Critics of the delimitation exercise have vociferously opposed any formula that relies solely on the Census figures as this could reduce the proportionate representation of states that successfully implemented family planning measures while bestowing a larger share on Hindi Heartland states that failed miserably on this score. To win over critics, the Centre had reportedly suggested a uniform 50 per cent increase in the seats each state has in the current Lok Sabha; a proposal that has also been dubbed as deceptive by parties such as the Congress, the DMK and the CPM. The government has also been asserting that population alone will not be used as the delimitation criteria.

The draft Bills mention neither the 50 per cent formula nor offer any assurance to southern and smaller states of protecting their share of representation in Lok Sabha. On the contrary, the Delimitation Bill expressly states that the Delimitation Commission shall “on the basis of the latest Census figures and having regard to the provisions of Articles 81, 82, 170…” determine the number of seats each State and UT is to be allocated in the Lok Sabha.

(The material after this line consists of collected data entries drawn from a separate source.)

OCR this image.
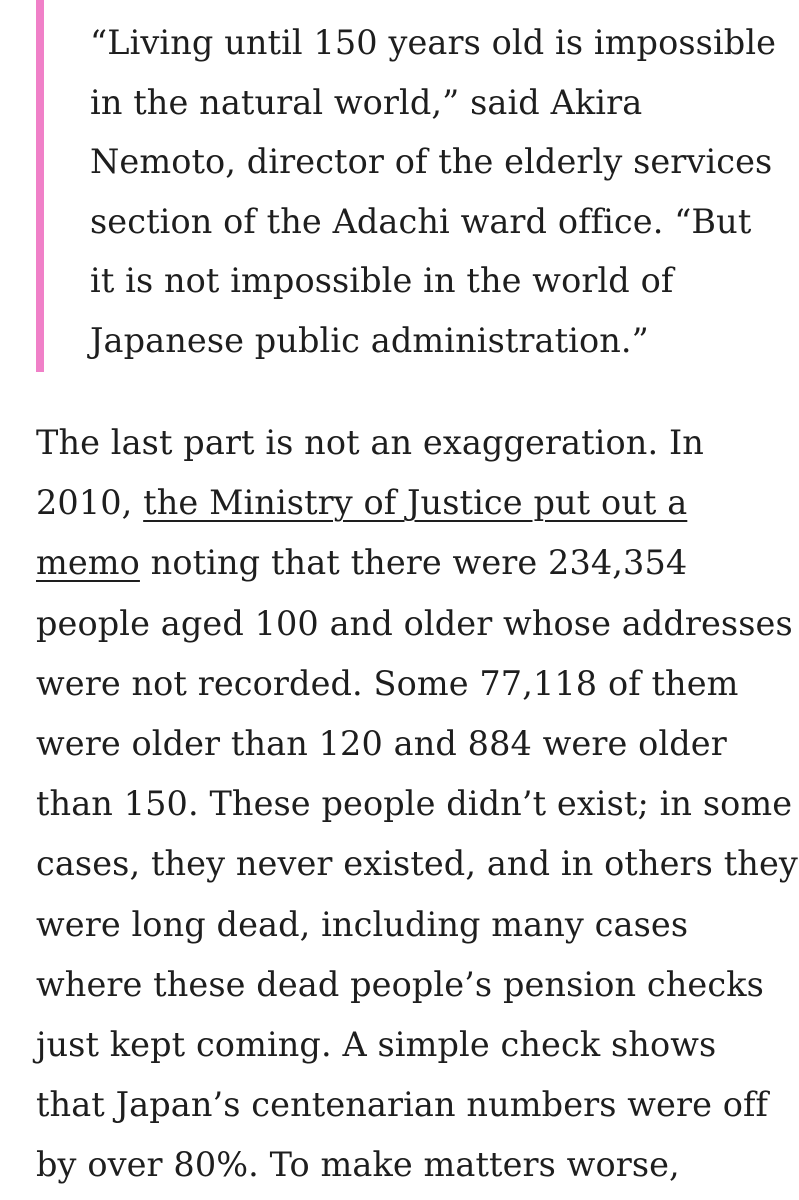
“Living until 150 years old is impossible
in the natural world,” said Akira
Nemoto, director of the elderly services
section of the Adachi ward office. “But
it is not impossible in the world of
Japanese public administration.”
The last part is not an exaggeration. In
2010, the Ministry of Justice put out a
memo noting that there were 234,354
people aged 100 and older whose addresses
were not recorded. Some 77,118 of them
were older than 120 and 884 were older
than 150. These people didn’t exist; in some
cases, they never existed, and in others they
were long dead, including many cases
where these dead people’s pension checks
just kept coming. A simple check shows
that Japan’s centenarian numbers were off
by over 80%. To make matters worse,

The Bill further states that “all constituencies shall, as far as practicable, be geographically compact areas, and in delimiting them regard shall be had to physical features, existing boundaries of administrative units, facilities of communication and public convenience”.

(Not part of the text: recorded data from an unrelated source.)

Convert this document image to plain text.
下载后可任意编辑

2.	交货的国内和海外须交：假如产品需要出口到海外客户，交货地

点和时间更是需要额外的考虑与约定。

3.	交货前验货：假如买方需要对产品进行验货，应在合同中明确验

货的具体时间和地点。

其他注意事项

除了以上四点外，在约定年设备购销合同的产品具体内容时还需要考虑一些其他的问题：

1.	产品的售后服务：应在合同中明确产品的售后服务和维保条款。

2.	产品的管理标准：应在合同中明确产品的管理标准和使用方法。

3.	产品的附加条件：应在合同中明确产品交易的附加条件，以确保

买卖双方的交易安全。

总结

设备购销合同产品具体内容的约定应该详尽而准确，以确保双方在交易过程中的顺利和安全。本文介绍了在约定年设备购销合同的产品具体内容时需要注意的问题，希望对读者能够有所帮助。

Opposition’s criticism mounting

As such, if the Centre’s assurance for “a proportional increase in seats for all states equally” is to be taken at face value, is it to be understood that the Commission will be functioning under instructions from the government and not as the independent body that it is, at least theoretically, meant to be? If not, then how is the Bill’s mandate for the Commission to carry out delimitation as per the latest Census figures supposed to address fears expressed by smaller states or those with a successful record in controlling population about being marginalised in a larger Lok Sabha?

The Centre, which has categorically rejected a united Opposition’s demand for discussing the proposed laws “on any date after April 29” instead of pushing them through Parliament in the April 16 to April 18 extended session, will have much to explain about its motivations and intent in bringing these Bills with such haste.

The Opposition’s questions about and criticisms of the Bills are already mounting. On Wednesday, Congress president and Rajya Sabha’s Leader of Opposition Mallikarjun Kharge is scheduled to meet senior Opposition leaders to formulate a united stand of the INDIA bloc and other like-minded parties on these contentious Bills. A script for an acrimonious showdown between the Treasury and Opposition in the upcoming extended session of Parliament is being written. The early rollout of women’s reservation has, unfortunately, become a side story; its sheen worn off by the expected protests over the Centre’s skulduggery.